Dayanılmaz boyutlara ulaşan hayat pahalılığının önümüzdeki kara kış günlerinde daha artacağı uyarısında bulunuyor ekonomi uzmanları.

Sonbahara adım attığımız bugünlerde yüksek fiyatlardan ötürü sebze ve meyvenin yanına yaklaşılmıyor. Hoş, yaz mevsiminde bile domates, biber, patlıcan, salatalık gibi temel ürünler ateş pahasıydı. Meyve ve sebzenin füze gibi fırlayan fiyatlarından Cumhurbaşkanı Erdoğan da yakındı.

Bunun üzerine Ticaret Bakanlığı’nın talimatları doğrultusunda hallerde denetimler gerçekleştirildi. Bir anlamda bakanlık müfettişleri hallerde ve marketlerde domates, patlıcan hafiyeliği yaptı.

Ne var ki, astronomik fiyatların temel kaynağı üreticiden ucuza aldığı ürünü fahiş karla tüketiciye ulaştıran komisyoncu ve aracılar olduğu kadar doymak bilmez bazı pazarcılar.

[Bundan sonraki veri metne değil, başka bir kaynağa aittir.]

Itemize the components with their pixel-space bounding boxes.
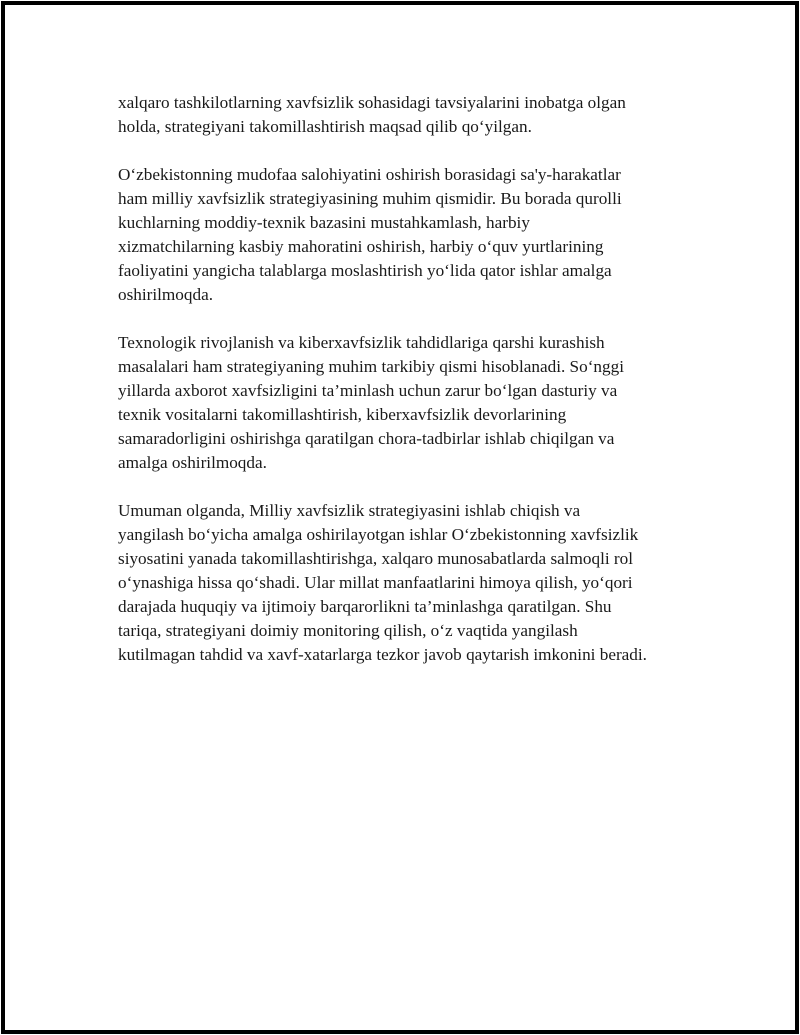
text-line: tariqa, strategiyani doimiy monitoring qilish, o‘z vaqtida yangilash	[118, 621, 578, 640]
text-line: xizmatchilarning kasbiy mahoratini oshirish, harbiy o‘quv yurtlarining	[118, 237, 604, 256]
text-line: O‘zbekistonning mudofaa salohiyatini oshirish borasidagi sa'y-harakatlar	[118, 165, 621, 184]
text-line: masalalari ham strategiyaning muhim tarkibiy qismi hisoblanadi. So‘nggi	[118, 357, 624, 376]
text-line: o‘ynashiga hissa qo‘shadi. Ular millat manfaatlarini himoya qilish, yo‘qori	[118, 573, 633, 592]
text-line: kuchlarning moddiy-texnik bazasini mustahkamlash, harbiy	[118, 213, 530, 232]
text-line: xalqaro tashkilotlarning xavfsizlik sohasidagi tavsiyalarini inobatga olgan	[118, 93, 626, 112]
text-line: ham milliy xavfsizlik strategiyasining muhim qismidir. Bu borada qurolli	[118, 189, 622, 208]
paragraph-2	[118, 163, 688, 307]
text-line: texnik vositalarni takomillashtirish, kiberxavfsizlik devorlarining	[118, 405, 567, 424]
document-body	[118, 91, 688, 691]
text-line: Texnologik rivojlanish va kiberxavfsizlik tahdidlariga qarshi kurashish	[118, 333, 605, 352]
text-line: samaradorligini oshirishga qaratilgan chora-tadbirlar ishlab chiqilgan va	[118, 429, 615, 448]
text-line: oshirilmoqda.	[118, 285, 214, 304]
text-line: kutilmagan tahdid va xavf-xatarlarga tezkor javob qaytarish imkonini beradi.	[118, 645, 647, 664]
paragraph-1	[118, 91, 688, 139]
text-line: darajada huquqiy va ijtimoiy barqarorlikni ta’minlashga qaratilgan. Shu	[118, 597, 612, 616]
text-line: holda, strategiyani takomillashtirish maqsad qilib qo‘yilgan.	[118, 117, 532, 136]
text-line: Umuman olganda, Milliy xavfsizlik strategiyasini ishlab chiqish va	[118, 501, 581, 520]
paragraph-4	[118, 499, 688, 667]
text-line: siyosatini yanada takomillashtirishga, xalqaro munosabatlarda salmoqli rol	[118, 549, 634, 568]
text-line: yangilash bo‘yicha amalga oshirilayotgan ishlar O‘zbekistonning xavfsizlik	[118, 525, 639, 544]
text-line: yillarda axborot xavfsizligini ta’minlash uchun zarur bo‘lgan dasturiy va	[118, 381, 618, 400]
text-line: faoliyatini yangicha talablarga moslashtirish yo‘lida qator ishlar amalga	[118, 261, 612, 280]
paragraph-3	[118, 331, 688, 475]
text-line: amalga oshirilmoqda.	[118, 453, 267, 472]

Yıllardır sürekli çıkarılacağı dillendirilen, nedense hep ötelenen “Haller Yasası’nın eksikliği bu aracı ve komisyonculara serbest piyasada istediği atı oynatma olanağı tanıdı bugüne dek.

Antalya’da tarladan üreticinin elinden 4.5 liraya çıkan domates, aracı ve komisyoncu karı ile diğer girdi maliyetlerinden ötürü marketlerde 10 liraya satılıyor. Semt pazarlarında aynı domates 1 lira düşük fiyatla müşteri bekliyor. Diğer tarım ürünleri için de aynı durum söz konusu.

fiyat uçurumunun önlenmesi, tüketicinin kazıklanmaması için tarladan markete ve pazarlara ürün takibini sağlayacak Haller Yasası’nın ivedilikle hayata geçirilmesi gerekiyor.

Ayrıca, hacizlerle boğuşan üreticinin desteklenmesi, girdi maliyetlerinin yükselişinin frenlenmesi ve en önemlisi mevcut tarım politikasının çiftçi lehine değiştirilmesi şart. Yoksa daha çok pahalı yeriz biberi, patlıcanı, domatesi.

Cumhurbaşkanı Erdoğan’ın temel gıda ürünlerindeki yüksek fiyattan 5 zincir marketi sorumlu tutmasının ardından buralarda da denetimler yapılmaya başlandı.

Yakın dostları tarafından kurulan, mahalle bakkal ve esnafını bitiren zincir marketlerden Erdoğan’ın şimdi yakınması hayli ilginç. Ne olursa olsun sonuçta halkın ürünleri ucuza alması adına denetimler olumlu. Ancak arkası gelmeli, sürekli olmalı. Peşi gelmezse halk yine yoksunları oynar. Yani göstermelik olmamalı.

Gariban yurttaşı bekleyen asıl tehlike önümüzdeki günlerde elektrik ve doğalgaza yeniden yüklü tutarda zamların yapılma olasılığı. Haziran ayında her iki temel üründe yüzde 15 ve yüzde 12 oranındaki artışlar yurttaşın cebini boşaltmıştı.

Avrupa ülkelerinde doğalgaz stoklarının tükenme aşamasına gelmesi, kuraklıktan hidroelektrik santrallerde üretimin dibe vurması, Rusya’nın arasının açık olduğu Ukrayna üzerinden Avrupa’ya doğalgaz sevkiyatını azaltması yüksek zammın habercisi olduğunu belirtiyor uzmanlar.

Rusya elindeki kozu Avrupa’ya karşı zam olarak yansıtıyor.

Kuşkusuz bu artıştan doğalgazı yaygın kullanan Türkiye, dolayısıyla dar gelirli kitle oldukça etkilenecek. Yoğunlukla Rusya’dan alım yapan Türkiye, İran ve Cezayir’den de tedarik sağlıyor.

O ülkelerin de şimdiden zam hazırlığına başladığı belirtiliyor. Sonuçta, önümüzdeki günlerde doğalgaza ve doğalgazdan üretilen elektriğe en az yüzde 15 zam yapılması kuvvetle muhtemel. Tabii bu durum karşısında faturalar şiştikçe şişecek, garibanın cebi değil canı yanacak. Turpun büyüğü heybede bekliyor.

Ücret ve maaşlarda gerçekleştirilen yüzde 3, 4, 5 gibi komik artışın yüksek doğalgaz ve elektrik zamları karşısında hiçbir değer taşımadığı açıkça görülüyor.